Not to mention, their need to put houses on all that formerly green and undeveloped land.

This week, county planners completed a land inventory that conservatively estimates that 33,000 lots are available for home construction. Meaning, if they were built, it could add about 100,000 residents (including about 30,000 schoolchildren) to the county's 170,000 population.

So here was Haines, finishing off lunch at Baugher's and shaking his head in wonder at all the changes that have come in his lifetime and lately speeded up. He grew up on a dairy farm over in Winfield. There were 27 kids in his high school graduating class.

In a time when Baltimore still had nearly a million residents, Carroll County was considered a distant rumor. Housing, for those who were interested, was cheap. Now, says Haines, his firm, Haines Realty, has nothing available for less than $200,000. Haines rattles off the price of a few homes on the market: $640,000 and $830,000 and $746,000. A few miles up cluttered Westminster Pike, a billboard advertises Kimberly Homes - "from $500,000." This is considered some kind of bargain. In fact, for those moving here from Montgomery and Howard counties, it is.

But all this new development implies choices. What might extensive new housing do to the countryside? And, who will foot the bill for all the new services needed by these newcomers?

"The truth is, we don't know when this is going to happen - but you can bet it's gonna happen before government's ready for it," says County Commissioner Dean Minnich. "I've been staring at this map with little dots showing where the housing lots are. They're everywhere. The map looks like a first-grader with measles.

"The problem is, it's nice to be a conservative politician and say, `I ain't gonna raise taxes.' But you have to be responsible, you have to pay attention to the public's needs as more of these people show up than we expected. Historically, Carroll County has taken a laissez-faire approach: If you build it, they will come - and we'll take care of the problems later. But then you have to raise taxes to pay for all those new services you need."

Like Haines, Minnich grew up out here. He lived in Manchester, which had about a thousand people. That's quadrupled. Now he lives in Westminster, in a neighborhood that was a cow pasture not too many years ago.

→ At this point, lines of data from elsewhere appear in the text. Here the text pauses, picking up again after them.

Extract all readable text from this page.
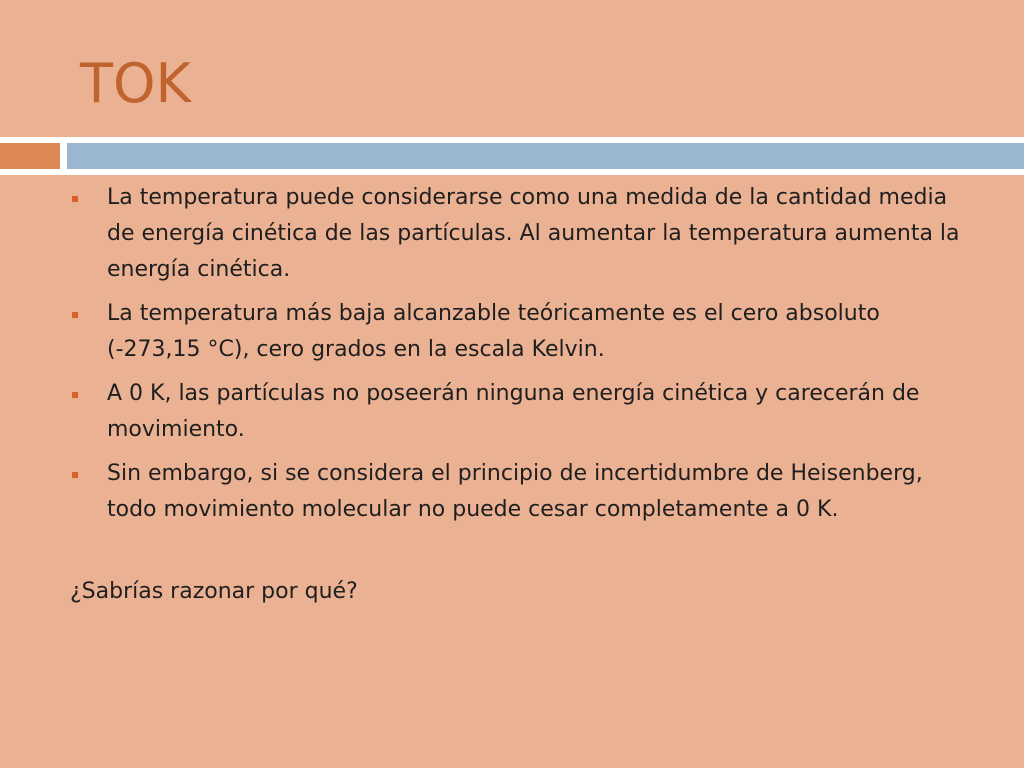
TOK
La temperatura puede considerarse como una medida de la cantidad media de energía cinética de las partículas. Al aumentar la temperatura aumenta la energía cinética.
La temperatura más baja alcanzable teóricamente es el cero absoluto (-273,15 °C), cero grados en la escala Kelvin.
A 0 K, las partículas no poseerán ninguna energía cinética y carecerán de movimiento.
Sin embargo, si se considera el principio de incertidumbre de Heisenberg, todo movimiento molecular no puede cesar completamente a 0 K.

¿Sabrías razonar por qué?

"I remember a time," he says, "when we used to say, `There's no restaurants in Carroll County.' I remember jubilation when they opened the first McDonald's out here. It felt like we were finally in the big leagues. People were saying, `Wow, McDonald's.' Now we're doing Panera Bread."

He also remembers a time when there wasn't supposed to be any commercial development on Route 140's Westminster Pike. Now you get to Westminster and there's a string of shopping centers and fast-food joints and commercial development.

Where farmers once worked the land, says Minnich, "There are $700,000 castles going up." Farming's still the county's top industry, though the numbers have diminished. Many farmers have found it far more profitable to sell their land for housing than continue to work it.

So go back to Baugher's Restaurant, with its Norman Rockwell setting, its waitresses who have been here across generations, its fresh produce for sale, and a couple of guys sitting in a booth who have lived out here for a while.

There's Jim Kraft, a retired schoolteacher who lives in Finksburg, and Leonard Williams, a retired federal employee who lives in Eldersburg. Kraft's been out here 34 years. Williams, 28 years.

"I moved out here when I was still teaching at Franklin High in Reisterstown," says Kraft. "I figured out, from the time you left Main Street in Reisterstown, it was eight miles out Route 140 before you saw the next red light. By then, you were in Westminster. And everything around it was open and rural."

"I moved out here from Lochearn" off Liberty Road, says Williams. "There was nothing but clean air and empty fields. Eldersburg was country. Today, we've got a Wal-Mart and a Home Depot and strip malls."

"Back then," says Kraft, "we were the interlopers. It's hard to blame people for wanting to come out here. They're just doing what I did 34 years ago. Heck, some of the old-timers out here still consider me a newcomer."